On ne le sait que trop bien, le dungeon synth entretient un lien de parenté plutôt fort avec le black metal, bien que la chose ne soit guère évidente sur le plan technique. Depuis trente ans, nombreux sont les artistes étant passés de l’un à l’autre, ou ayant même mélangé les deux, avec une fortune tantôt admirable, tantôt discutable. Pyre of Black Roses est ainsi composé de deux artistes américains bien connus des adeptes de la scène d’outre-Atlantique : Celestial Sword et l’hyperactif Myst. Jusque-là, rien de bien remarquable. En revanche, le duo vient de sortir — déjà ? — sa seconde démo, et là où la première était faite d’un black metal un peu contemplatif somme toute assez conventionnel, la seconde se démarque clairement par ses notes punk. Mais pas que.

Concernant Myst et son projet principal, à savoir Coniferous Myst, j’ai malheureusement lâché l’affaire depuis longtemps. Pas que la qualité du projet soit à remettre en question, bien au contraire, il est simplement difficile de suivre la cadence infernale imposée par l’artiste américain. Ceci étant, intrigué comme on peut l’être par la pochette de cette Demo II, il m’a fallu poser une oreille sur cette curieuse sortie, en premier lieu plus courte que sa grande sœur, plus vieille de cinq semaines seulement. L’auditeur est accueilli, non sans surprise, par les riffs et la rythmique très accrocheurs du titre introductif.
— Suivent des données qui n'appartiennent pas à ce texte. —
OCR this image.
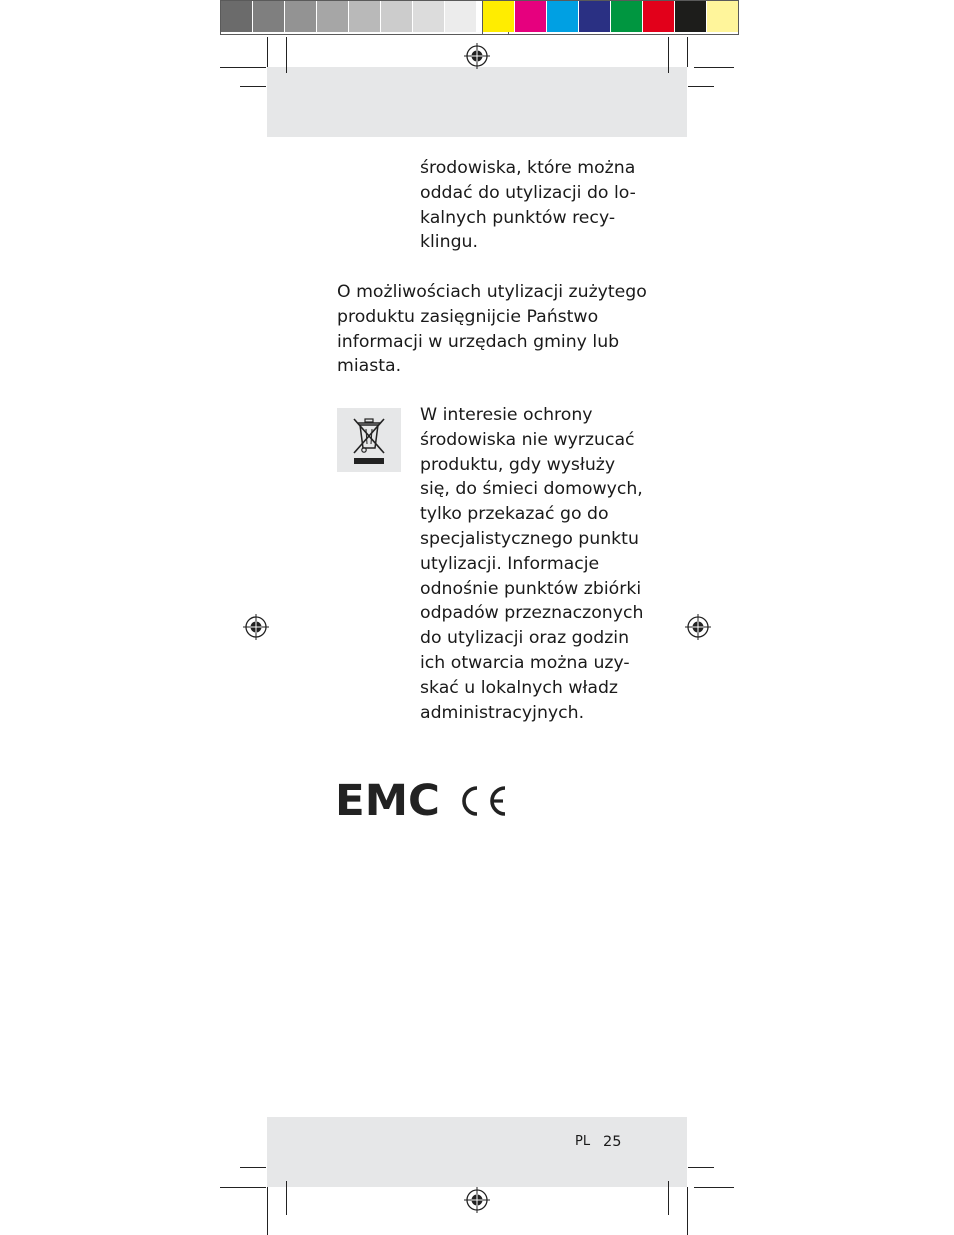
środowiska, które można
oddać do utylizacji do lo-
kalnych punktów recy-
klingu.
O możliwościach utylizacji zużytego
produktu zasięgnijcie Państwo
informacji w urzędach gminy lub
miasta.
W interesie ochrony
środowiska nie wyrzucać
produktu, gdy wysłuży
się, do śmieci domowych,
tylko przekazać go do
specjalistycznego punktu
utylizacji. Informacje
odnośnie punktów zbiórki
odpadów przeznaczonych
do utylizacji oraz godzin
ich otwarcia można uzy-
skać u lokalnych władz
administracyjnych.
EMC
PL 25
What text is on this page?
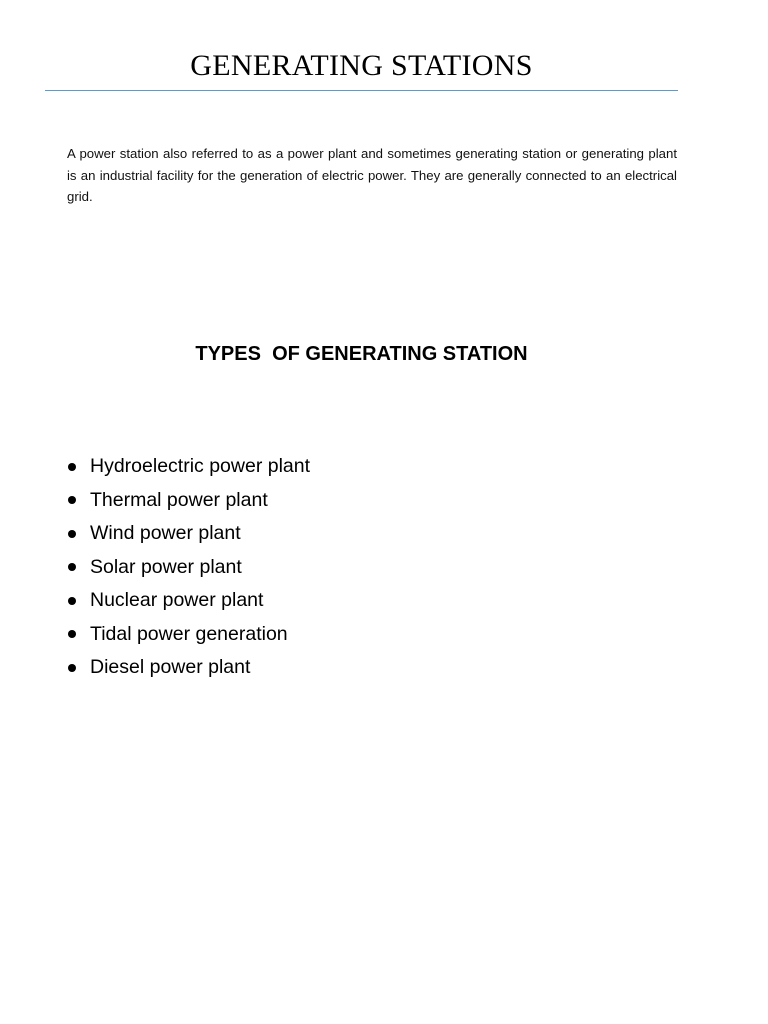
GENERATING STATIONS

A power station also referred to as a power plant and sometimes generating station or generating plant is an industrial facility for the generation of electric power. They are generally connected to an electrical grid.

TYPES  OF GENERATING STATION
Hydroelectric power plant
Thermal power plant
Wind power plant
Solar power plant
Nuclear power plant
Tidal power generation
Diesel power plant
On pourrait se désoler de constater que ce premier titre dépasse de loin ses pairs en termes de qualité, mais on préfère pour le coup se délecter du côté purement jouissif et instinctif de ce que Pyre of Black Roses sert à ses convives.

On a beau dire, mais le mid-tempo apporte réellement une plus value lorsqu’il est associé à des riffs aussi simples. Ce titre a également un petit quelque chose de très rafraîchissant qui n’est sans doute pas sans lien avec les espèces de chants clairs que l’on entend à peine en arrière-plan. Une entrée en matière franchement mémorable. Malheureusement, la suite de la démo souffre de la comparaison avec ce premier titre, d’autant qu’on en a vite fait le tour. Le second titre entend emprunter le même chemin mais ne parvient pas à faire naître le même engouement. On passera sur le troisième titre, qui ne présente pas un intérêt débordant, pour avoir quelques mots pour le quatrième. Notez au passage que chacun des titres est nommé à l’aide d’un chiffre romain, raison pour laquelle je ne m’embarrasse pas à les citer dans les règles de l’art. Vient donc le quatrième titre et ses relents presque pop, le tout étant servi par des sonorités au clavier très brumeuses.

C’est une sortie un peu étrange à laquelle Pyre of Black Roses confronte son public. D’abord très primaire et accrocheuse, elle dérive par la suite sur quelque chose de plus calme et audacieux. Une chose est en tout cas certaine, Demo II fait montre d’un peu plus de personnalité que Demo I. La sortie a également eu droit à une belle petite édition cassette chez Lost Armor Records, dont on pourrait vanter le catalogue si toutefois il n’était pas restreint au public américain. Dans le genre isolationniste, on tient quelque chose de solide. La pratique est cependant loin d’être exceptionnelle, et c’est bien dommage.